ORNETTE: MADE IN AMERICA
2:30
Monday, October 7
(1985, Shirley Clarke) A visit by Ornette Coleman to his native Fort Worth (for a performance of his “Skies of America” symphony) triggers a much wider-ranging picture of the musician, reaching back to the early 60s. DCP. Approx. 85 min.
Reviews
“Ornette… is full of tantalizing stuff: formal juxtapositions, half-sketched implications, parallel experiments of image and sound. By virtue of the footage alone, it’s a valuable time capsule for anyone drawn to Mr. Coleman’s work, particularly in the two decades following the cusp of the 1960s, when his dauntless, affirming vision of free improvisation famously created a crisis of faith in jazz.”
– The New York Times
“Cause for celebration… One of the crucial revelations of Clarke’s film is the utopian aspect of Coleman’s music. The progression from a quartet to a string quartet to a symphony orchestra to a rock band is only a small part of his striving to take the music out of its original context in clubs and studios.”

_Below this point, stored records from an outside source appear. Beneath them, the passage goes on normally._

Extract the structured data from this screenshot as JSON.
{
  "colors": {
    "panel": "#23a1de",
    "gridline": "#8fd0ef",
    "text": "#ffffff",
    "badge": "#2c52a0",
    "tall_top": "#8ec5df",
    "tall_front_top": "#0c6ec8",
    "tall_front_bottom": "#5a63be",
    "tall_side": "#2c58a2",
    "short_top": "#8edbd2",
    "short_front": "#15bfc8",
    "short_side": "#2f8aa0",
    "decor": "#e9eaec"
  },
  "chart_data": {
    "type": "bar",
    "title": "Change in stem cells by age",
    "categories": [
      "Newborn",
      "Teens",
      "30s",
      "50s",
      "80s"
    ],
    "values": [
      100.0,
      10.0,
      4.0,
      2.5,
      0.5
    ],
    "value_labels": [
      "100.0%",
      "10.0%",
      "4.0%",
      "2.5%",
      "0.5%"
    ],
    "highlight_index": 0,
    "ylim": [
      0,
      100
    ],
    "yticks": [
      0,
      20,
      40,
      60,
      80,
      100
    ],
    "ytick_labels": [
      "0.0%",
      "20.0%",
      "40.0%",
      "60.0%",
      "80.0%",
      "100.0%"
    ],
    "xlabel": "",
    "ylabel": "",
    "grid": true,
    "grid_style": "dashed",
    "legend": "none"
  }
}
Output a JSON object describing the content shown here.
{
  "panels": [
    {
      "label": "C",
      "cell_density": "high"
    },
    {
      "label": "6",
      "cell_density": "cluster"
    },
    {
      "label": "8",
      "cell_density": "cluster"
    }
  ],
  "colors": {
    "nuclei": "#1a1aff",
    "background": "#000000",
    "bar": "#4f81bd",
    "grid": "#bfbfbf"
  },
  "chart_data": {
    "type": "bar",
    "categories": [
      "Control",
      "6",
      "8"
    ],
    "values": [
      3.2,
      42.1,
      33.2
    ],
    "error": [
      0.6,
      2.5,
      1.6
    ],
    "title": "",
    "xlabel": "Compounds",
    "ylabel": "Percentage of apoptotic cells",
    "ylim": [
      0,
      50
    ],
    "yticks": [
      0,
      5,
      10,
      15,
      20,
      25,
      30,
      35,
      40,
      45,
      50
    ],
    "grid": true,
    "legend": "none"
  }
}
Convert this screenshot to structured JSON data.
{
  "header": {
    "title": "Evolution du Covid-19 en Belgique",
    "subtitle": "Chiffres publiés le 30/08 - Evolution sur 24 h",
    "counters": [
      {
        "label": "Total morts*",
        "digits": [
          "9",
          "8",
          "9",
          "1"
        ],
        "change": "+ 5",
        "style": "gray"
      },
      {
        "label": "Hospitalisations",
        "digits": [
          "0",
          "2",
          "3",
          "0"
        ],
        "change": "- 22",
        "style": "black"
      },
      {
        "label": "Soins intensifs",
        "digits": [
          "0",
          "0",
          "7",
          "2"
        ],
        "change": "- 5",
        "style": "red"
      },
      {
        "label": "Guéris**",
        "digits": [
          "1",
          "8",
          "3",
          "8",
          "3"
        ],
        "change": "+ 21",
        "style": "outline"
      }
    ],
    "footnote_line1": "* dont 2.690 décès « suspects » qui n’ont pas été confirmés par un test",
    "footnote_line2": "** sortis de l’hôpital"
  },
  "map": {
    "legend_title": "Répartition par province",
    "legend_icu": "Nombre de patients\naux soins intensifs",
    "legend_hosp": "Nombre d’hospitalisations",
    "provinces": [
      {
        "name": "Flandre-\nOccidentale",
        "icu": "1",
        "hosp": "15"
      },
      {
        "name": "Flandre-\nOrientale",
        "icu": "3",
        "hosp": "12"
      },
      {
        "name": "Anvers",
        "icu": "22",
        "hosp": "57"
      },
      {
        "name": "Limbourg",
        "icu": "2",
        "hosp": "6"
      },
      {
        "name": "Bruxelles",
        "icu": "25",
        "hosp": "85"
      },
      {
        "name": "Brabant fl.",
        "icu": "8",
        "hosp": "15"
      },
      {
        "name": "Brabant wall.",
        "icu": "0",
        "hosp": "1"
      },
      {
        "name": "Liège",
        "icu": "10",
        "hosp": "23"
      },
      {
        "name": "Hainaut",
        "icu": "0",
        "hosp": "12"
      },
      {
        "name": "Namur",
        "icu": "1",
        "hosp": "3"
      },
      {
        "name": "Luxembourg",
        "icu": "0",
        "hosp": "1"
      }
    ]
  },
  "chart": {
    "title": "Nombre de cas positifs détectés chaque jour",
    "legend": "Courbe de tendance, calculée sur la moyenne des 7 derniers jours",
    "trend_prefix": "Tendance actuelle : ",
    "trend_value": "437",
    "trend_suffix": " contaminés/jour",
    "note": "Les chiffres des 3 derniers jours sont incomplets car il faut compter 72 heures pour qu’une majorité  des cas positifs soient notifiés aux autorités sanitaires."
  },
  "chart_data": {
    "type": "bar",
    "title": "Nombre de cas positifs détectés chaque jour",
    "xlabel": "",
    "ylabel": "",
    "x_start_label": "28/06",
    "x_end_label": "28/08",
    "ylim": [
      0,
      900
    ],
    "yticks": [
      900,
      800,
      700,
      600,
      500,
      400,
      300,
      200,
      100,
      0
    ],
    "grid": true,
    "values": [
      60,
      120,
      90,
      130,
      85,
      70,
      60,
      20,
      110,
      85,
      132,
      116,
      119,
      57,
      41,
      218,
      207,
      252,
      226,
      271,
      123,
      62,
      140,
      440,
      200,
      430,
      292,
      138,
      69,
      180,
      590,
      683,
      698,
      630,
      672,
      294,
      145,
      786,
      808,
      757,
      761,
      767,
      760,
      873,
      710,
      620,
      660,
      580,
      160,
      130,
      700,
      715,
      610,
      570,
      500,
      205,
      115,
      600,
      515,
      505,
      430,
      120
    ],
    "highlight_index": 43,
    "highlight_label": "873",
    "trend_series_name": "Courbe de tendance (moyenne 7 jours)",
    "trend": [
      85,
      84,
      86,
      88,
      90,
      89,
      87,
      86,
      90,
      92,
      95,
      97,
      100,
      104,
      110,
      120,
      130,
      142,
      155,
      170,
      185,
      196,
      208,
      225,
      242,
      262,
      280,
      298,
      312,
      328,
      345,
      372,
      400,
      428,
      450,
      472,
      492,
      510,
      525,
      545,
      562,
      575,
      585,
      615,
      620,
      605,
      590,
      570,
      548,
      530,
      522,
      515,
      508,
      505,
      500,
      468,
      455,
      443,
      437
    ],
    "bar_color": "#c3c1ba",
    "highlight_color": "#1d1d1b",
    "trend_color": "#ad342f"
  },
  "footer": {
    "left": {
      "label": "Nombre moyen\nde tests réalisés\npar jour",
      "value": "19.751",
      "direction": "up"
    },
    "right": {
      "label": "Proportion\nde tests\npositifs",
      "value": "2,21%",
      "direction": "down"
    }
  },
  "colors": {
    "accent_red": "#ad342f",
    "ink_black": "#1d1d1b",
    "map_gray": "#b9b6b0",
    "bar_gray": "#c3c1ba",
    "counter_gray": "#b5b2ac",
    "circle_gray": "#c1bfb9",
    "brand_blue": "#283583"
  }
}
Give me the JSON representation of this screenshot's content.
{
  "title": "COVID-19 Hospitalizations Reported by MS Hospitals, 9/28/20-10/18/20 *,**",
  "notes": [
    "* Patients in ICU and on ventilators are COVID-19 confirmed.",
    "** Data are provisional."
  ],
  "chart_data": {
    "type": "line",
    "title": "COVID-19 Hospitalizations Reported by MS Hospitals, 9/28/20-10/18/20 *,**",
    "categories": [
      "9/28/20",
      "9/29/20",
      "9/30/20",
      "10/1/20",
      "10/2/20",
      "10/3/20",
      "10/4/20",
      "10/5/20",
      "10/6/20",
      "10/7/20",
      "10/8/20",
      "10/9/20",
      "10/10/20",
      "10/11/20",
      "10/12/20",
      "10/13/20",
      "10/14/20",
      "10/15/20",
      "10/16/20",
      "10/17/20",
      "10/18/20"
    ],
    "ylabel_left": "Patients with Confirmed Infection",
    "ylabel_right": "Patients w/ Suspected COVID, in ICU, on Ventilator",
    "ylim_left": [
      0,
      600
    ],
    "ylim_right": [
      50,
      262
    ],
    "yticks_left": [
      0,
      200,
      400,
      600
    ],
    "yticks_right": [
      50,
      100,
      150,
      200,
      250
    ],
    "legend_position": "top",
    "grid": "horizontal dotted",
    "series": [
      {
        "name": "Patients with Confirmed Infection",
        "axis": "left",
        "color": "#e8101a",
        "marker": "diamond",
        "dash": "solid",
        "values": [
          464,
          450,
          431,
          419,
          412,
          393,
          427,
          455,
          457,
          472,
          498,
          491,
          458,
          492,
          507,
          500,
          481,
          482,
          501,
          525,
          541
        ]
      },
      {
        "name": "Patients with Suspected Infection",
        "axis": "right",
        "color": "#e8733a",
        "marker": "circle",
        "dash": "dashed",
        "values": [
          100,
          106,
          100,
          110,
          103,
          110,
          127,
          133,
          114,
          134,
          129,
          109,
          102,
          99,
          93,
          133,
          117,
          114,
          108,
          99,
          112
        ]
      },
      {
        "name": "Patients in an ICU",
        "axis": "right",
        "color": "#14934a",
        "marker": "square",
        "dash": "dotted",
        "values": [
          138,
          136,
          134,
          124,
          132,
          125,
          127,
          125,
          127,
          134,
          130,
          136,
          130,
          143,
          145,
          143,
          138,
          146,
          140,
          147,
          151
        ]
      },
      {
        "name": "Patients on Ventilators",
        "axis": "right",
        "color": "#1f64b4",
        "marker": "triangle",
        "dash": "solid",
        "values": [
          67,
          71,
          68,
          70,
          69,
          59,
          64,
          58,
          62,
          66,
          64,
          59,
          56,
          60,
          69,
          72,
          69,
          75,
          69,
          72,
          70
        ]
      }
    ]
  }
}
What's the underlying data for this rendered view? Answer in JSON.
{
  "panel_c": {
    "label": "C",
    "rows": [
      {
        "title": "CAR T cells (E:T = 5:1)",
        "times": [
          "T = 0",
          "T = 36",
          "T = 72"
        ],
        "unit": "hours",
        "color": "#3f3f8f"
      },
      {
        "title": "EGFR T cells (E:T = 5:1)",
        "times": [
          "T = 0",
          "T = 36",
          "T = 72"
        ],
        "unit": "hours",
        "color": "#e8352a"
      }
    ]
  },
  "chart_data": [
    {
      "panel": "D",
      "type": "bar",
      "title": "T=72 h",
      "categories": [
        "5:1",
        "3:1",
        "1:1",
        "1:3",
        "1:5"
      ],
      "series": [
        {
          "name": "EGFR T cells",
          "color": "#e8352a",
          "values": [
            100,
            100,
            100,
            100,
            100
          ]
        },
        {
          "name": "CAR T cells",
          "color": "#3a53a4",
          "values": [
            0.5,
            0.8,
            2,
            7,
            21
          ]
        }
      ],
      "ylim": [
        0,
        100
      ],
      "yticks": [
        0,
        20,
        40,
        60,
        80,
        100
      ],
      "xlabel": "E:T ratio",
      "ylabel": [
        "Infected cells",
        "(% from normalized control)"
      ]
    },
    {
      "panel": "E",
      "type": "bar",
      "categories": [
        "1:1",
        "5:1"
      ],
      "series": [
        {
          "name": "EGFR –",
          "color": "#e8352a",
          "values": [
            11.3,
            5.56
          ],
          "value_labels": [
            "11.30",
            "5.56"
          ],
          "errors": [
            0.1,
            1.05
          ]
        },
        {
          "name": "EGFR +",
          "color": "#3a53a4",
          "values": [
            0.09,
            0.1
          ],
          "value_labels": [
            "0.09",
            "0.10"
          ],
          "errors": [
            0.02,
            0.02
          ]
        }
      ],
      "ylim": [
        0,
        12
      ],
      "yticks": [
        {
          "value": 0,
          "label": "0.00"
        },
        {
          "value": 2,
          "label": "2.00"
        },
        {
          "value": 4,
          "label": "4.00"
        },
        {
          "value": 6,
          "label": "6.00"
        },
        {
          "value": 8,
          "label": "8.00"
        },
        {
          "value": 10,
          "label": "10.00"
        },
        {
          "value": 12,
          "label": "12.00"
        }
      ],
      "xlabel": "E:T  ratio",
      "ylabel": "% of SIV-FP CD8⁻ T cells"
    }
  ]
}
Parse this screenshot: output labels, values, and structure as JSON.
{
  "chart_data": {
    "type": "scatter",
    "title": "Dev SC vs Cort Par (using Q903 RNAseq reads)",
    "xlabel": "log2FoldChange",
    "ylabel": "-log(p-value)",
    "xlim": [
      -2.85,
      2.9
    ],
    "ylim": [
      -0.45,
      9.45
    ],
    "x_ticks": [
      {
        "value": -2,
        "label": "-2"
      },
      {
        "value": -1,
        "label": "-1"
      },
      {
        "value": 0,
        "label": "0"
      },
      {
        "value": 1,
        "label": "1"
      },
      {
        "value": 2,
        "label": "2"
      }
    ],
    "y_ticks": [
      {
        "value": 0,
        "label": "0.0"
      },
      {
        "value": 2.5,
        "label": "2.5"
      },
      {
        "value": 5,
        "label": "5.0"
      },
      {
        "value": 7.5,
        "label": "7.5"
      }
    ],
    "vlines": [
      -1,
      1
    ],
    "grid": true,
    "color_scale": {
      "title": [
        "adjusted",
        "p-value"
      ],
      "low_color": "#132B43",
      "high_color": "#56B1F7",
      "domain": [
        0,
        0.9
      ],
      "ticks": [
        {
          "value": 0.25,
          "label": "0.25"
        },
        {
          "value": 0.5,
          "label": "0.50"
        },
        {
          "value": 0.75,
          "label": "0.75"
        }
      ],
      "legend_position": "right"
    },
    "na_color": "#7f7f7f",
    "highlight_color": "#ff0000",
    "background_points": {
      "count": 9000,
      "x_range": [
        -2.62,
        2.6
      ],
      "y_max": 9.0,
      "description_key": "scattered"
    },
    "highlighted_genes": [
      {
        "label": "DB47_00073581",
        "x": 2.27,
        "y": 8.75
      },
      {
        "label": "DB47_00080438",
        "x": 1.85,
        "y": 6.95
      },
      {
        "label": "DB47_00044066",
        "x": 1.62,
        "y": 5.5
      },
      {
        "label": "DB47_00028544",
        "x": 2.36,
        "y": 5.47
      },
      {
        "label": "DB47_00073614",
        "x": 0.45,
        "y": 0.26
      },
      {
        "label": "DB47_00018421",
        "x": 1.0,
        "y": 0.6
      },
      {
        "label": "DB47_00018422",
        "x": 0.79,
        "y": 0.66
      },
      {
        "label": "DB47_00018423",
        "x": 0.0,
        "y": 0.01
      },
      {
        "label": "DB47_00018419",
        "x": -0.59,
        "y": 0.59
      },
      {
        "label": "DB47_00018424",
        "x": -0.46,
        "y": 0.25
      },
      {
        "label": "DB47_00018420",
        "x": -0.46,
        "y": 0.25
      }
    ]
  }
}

– Richard Brody, The New Yorker
“Ornette is an intricately knit series of riffs on free jazz giant Ornette Coleman, one of the greatest living artists twentieth-century modernism produced. What makes the movie thrilling beginning to end is the score that Coleman himself wrote for it, largely derived from one of his major works, Skies of America (1972), a composition for symphony orchestra and free-jazz combo.”
– Amy Taubin, Art Forum
“A really great and innovative film!”
– David Ehrenstein
“A cinematic spree that unfolds the saga of Coleman’s career while visually evoking the boundless ‘free jazz’ flights of his unpredictable music.”
– David Sterritt, Christian Science Monitor
“How can I turn emotion into knowledge? That's what I try to do with my horn.”